Das bald erhoffte Kriegsende und damit die Sanierung und Adaptierung der Jesuitenkaserne als neuem Ausstellungs-, Sammlungs- und Forschungskomplex rückte jedoch in weite Ferne. Nichtsdestotrotz fand am Vorabend zu den 10.-Oktober-Feierlichkeiten 1942 die feierliche Übertragung der Sammlungen in das Eigentum des Landes bzw. in die Gauselbstverwaltung statt.(45) Tags darauf erfolgte die Konstituierung des „Instituts für Kärntner Landesforschung der Universität Graz in Klagenfurt“.(46) Das Datum wurde nicht zufällig gewählt. Es zeigt welche Erwartungen die politische Landesführung in die wissenschaftliche Forschung und die Vermittlung setzte: Es ging um nicht weniger als die wissenschaftliche Legitimierung der jüngst in Angriff genommenen brutalen „Neuordnung“ des Alpen-Adria-Raums inklusive einer konsequent verfolgten Germanisierungspolitik (47) sowie der in Kärnten schon länger betriebenen Entnationalisierungspolitik.
Verwischte Spuren
1942 waren in der Jesuitenkaserne Angehörige des Gebirgsjäger Ersatz Regiments 139 untergebracht. Teile dieses Regiments waren im April 1941 am Überfall auf Jugoslawien beteiligt gewesen. Sie blieben nach Abschluss der Kampfhandlungen als Teil der Besatzungsmannschaft in Oberkrain/Gorenjska. Zu ihren zentralen Aufgaben gehörten „Sicherungsmaßnahmen“, also die Partisanenbekämpfung in Oberkrain und Kärnten. Nach der Waffenstillstandserklärung der Regierung Badoglio im September 1943 gründete das NS-Regime im von ihm besetzten nordöstlichen Teil Italiens die Operationszone Adriatisches Küstenland und ernannte den Kärntner Reichsstatthalter Friedrich Rainer zum Obersten Kommissar. Zur Bekämpfung des Widerstands in Istrien wurde das zu diesem Zweck formierte Reserve Gebirgsjäger Regiment 139 entsandt.(48)
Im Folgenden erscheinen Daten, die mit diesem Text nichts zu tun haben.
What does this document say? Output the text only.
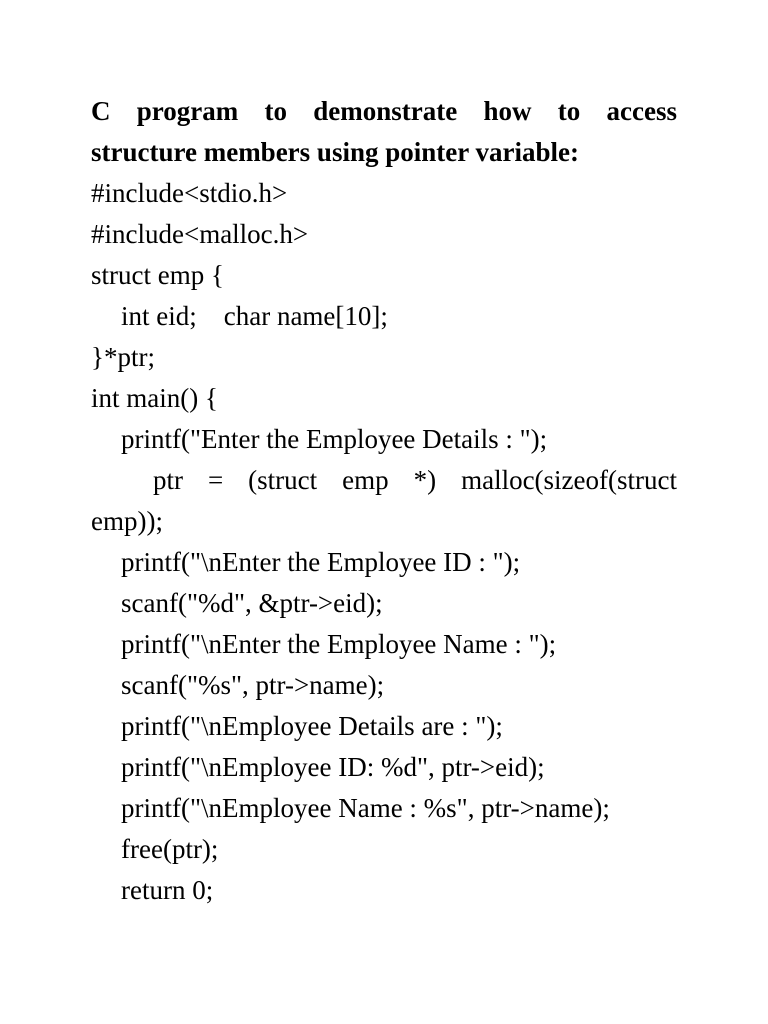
C program to demonstrate how to access
structure members using pointer variable:
#include<stdio.h>
#include<malloc.h>
struct emp {
int eid;    char name[10];
}*ptr;
int main() {
printf("Enter the Employee Details : ");
ptr = (struct emp *) malloc(sizeof(struct
emp));
printf("\nEnter the Employee ID : ");
scanf("%d", &ptr->eid);
printf("\nEnter the Employee Name : ");
scanf("%s", ptr->name);
printf("\nEmployee Details are : ");
printf("\nEmployee ID: %d", ptr->eid);
printf("\nEmployee Name : %s", ptr->name);
free(ptr);
return 0;
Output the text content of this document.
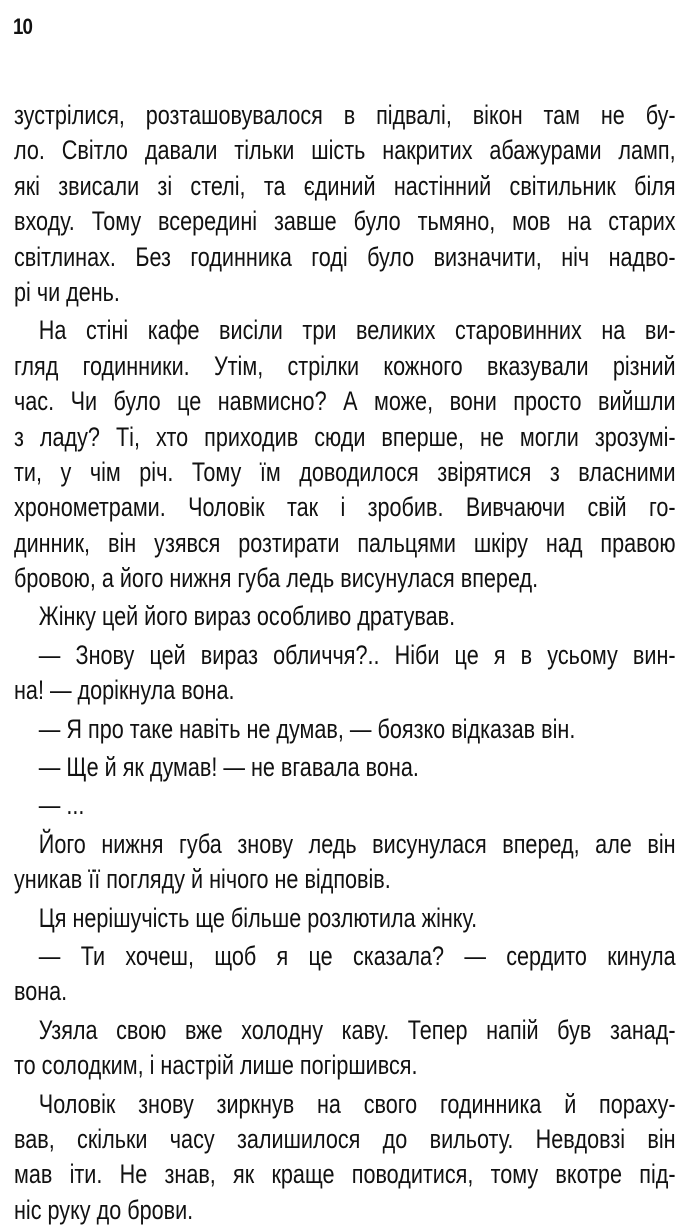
10
зустрілися, розташовувалося в підвалі, вікон там не бу-
ло. Світло давали тільки шість накритих абажурами ламп,
які звисали зі стелі, та єдиний настінний світильник біля
входу. Тому всередині завше було тьмяно, мов на старих
світлинах. Без годинника годі було визначити, ніч надво-
рі чи день.
На стіні кафе висіли три великих старовинних на ви-
гляд годинники. Утім, стрілки кожного вказували різний
час. Чи було це навмисно? А може, вони просто вийшли
з ладу? Ті, хто приходив сюди вперше, не могли зрозумі-
ти, у чім річ. Тому їм доводилося звірятися з власними
хронометрами. Чоловік так і зробив. Вивчаючи свій го-
динник, він узявся розтирати пальцями шкіру над правою
бровою, а його нижня губа ледь висунулася вперед.
Жінку цей його вираз особливо дратував.
— Знову цей вираз обличчя?.. Ніби це я в усьому вин-
на! — дорікнула вона.
— Я про таке навіть не думав, — боязко відказав він.
— Ще й як думав! — не вгавала вона.
— ...
Його нижня губа знову ледь висунулася вперед, але він
уникав її погляду й нічого не відповів.
Ця нерішучість ще більше розлютила жінку.
— Ти хочеш, щоб я це сказала? — сердито кинула
вона.
Узяла свою вже холодну каву. Тепер напій був занад-
то солодким, і настрій лише погіршився.
Чоловік знову зиркнув на свого годинника й пораху-
вав, скільки часу залишилося до вильоту. Невдовзі він
мав іти. Не знав, як краще поводитися, тому вкотре під-
ніс руку до брови.
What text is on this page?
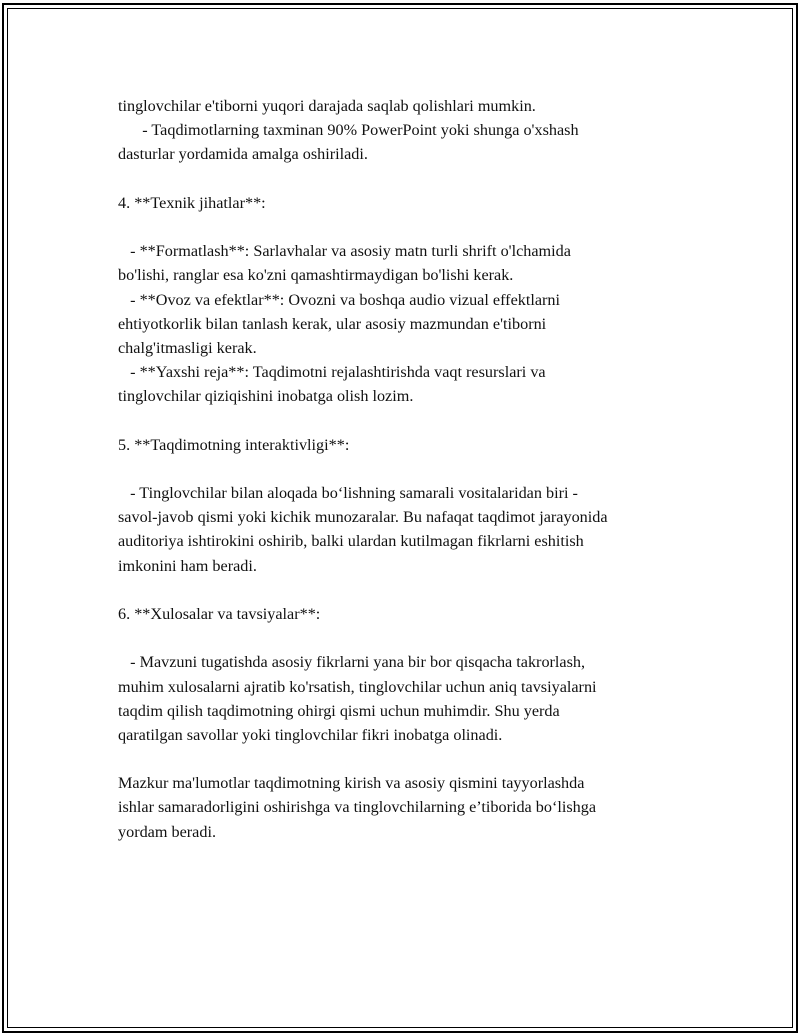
tinglovchilar e'tiborni yuqori darajada saqlab qolishlari mumkin.
- Taqdimotlarning taxminan 90% PowerPoint yoki shunga o'xshash
dasturlar yordamida amalga oshiriladi.
4. **Texnik jihatlar**:
- **Formatlash**: Sarlavhalar va asosiy matn turli shrift o'lchamida
bo'lishi, ranglar esa ko'zni qamashtirmaydigan bo'lishi kerak.
- **Ovoz va efektlar**: Ovozni va boshqa audio vizual effektlarni
ehtiyotkorlik bilan tanlash kerak, ular asosiy mazmundan e'tiborni
chalg'itmasligi kerak.
- **Yaxshi reja**: Taqdimotni rejalashtirishda vaqt resurslari va
tinglovchilar qiziqishini inobatga olish lozim.
5. **Taqdimotning interaktivligi**:
- Tinglovchilar bilan aloqada bo‘lishning samarali vositalaridan biri -
savol-javob qismi yoki kichik munozaralar. Bu nafaqat taqdimot jarayonida
auditoriya ishtirokini oshirib, balki ulardan kutilmagan fikrlarni eshitish
imkonini ham beradi.
6. **Xulosalar va tavsiyalar**:
- Mavzuni tugatishda asosiy fikrlarni yana bir bor qisqacha takrorlash,
muhim xulosalarni ajratib ko'rsatish, tinglovchilar uchun aniq tavsiyalarni
taqdim qilish taqdimotning ohirgi qismi uchun muhimdir. Shu yerda
qaratilgan savollar yoki tinglovchilar fikri inobatga olinadi.
Mazkur ma'lumotlar taqdimotning kirish va asosiy qismini tayyorlashda
ishlar samaradorligini oshirishga va tinglovchilarning e’tiborida bo‘lishga
yordam beradi.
Gegen Kriegsende beschädigten Bombentreffer die Jesuitenkaserne schwer geschädigt und zerstörten alle Hoffnungen auf ein neues Zentralmuseum. Unmittelbar nach der Befreiung am 8. Mai 1945 bezogen jugoslawische (bis zum 20. Mai) und britische Einheiten hier Quartier und nutzten Teile des Gebäudes zur Internierung ihrer Gefangenen.(49) Aber auch die heimkehrenden zwangsweise ausgesiedelten Kärntner-slowenischen Familien wurden im Juli 1945 hier interniert. Bewohnbare Teile des Gebäudes wurden in weiterer Folge als Wohnraum an Bombengeschädigte vergeben. 1960 begann der großräumige Abriss des Komplexes. 1964 wurden die letzten Spuren verwischt, darunter auch die mittlerweile von den Mietern als Kellerabteile genutzten Arrestzellen.
Wiederfinden
Die meisten mit diesem Ort verbundenen Geschichten sind heute ebenso vergessen wie das imposante Gebäude, das über 350 Jahre diesen Platz dominierte und weit in die Stadt und in das Land ausstrahlte. Manche dieser Geschichten wurden von anderen (historischen) Ereignissen überlagert und verdeckt, andere wurden aus (historischer) Unwissenheit ausgelöscht, einige aber wurden ganz bewusst vergessen gemacht. Mit dem bewussten Erinnern und/oder Vergessen wurde und wird Geschichte gemacht und gewünschte Machtverhältnisse abgesichert.(50) Eine kritische Auseinandersetzung mit der vermittelten Geschichte und ihren Mythen ist für eine offene Gesellschaft unabdingbar.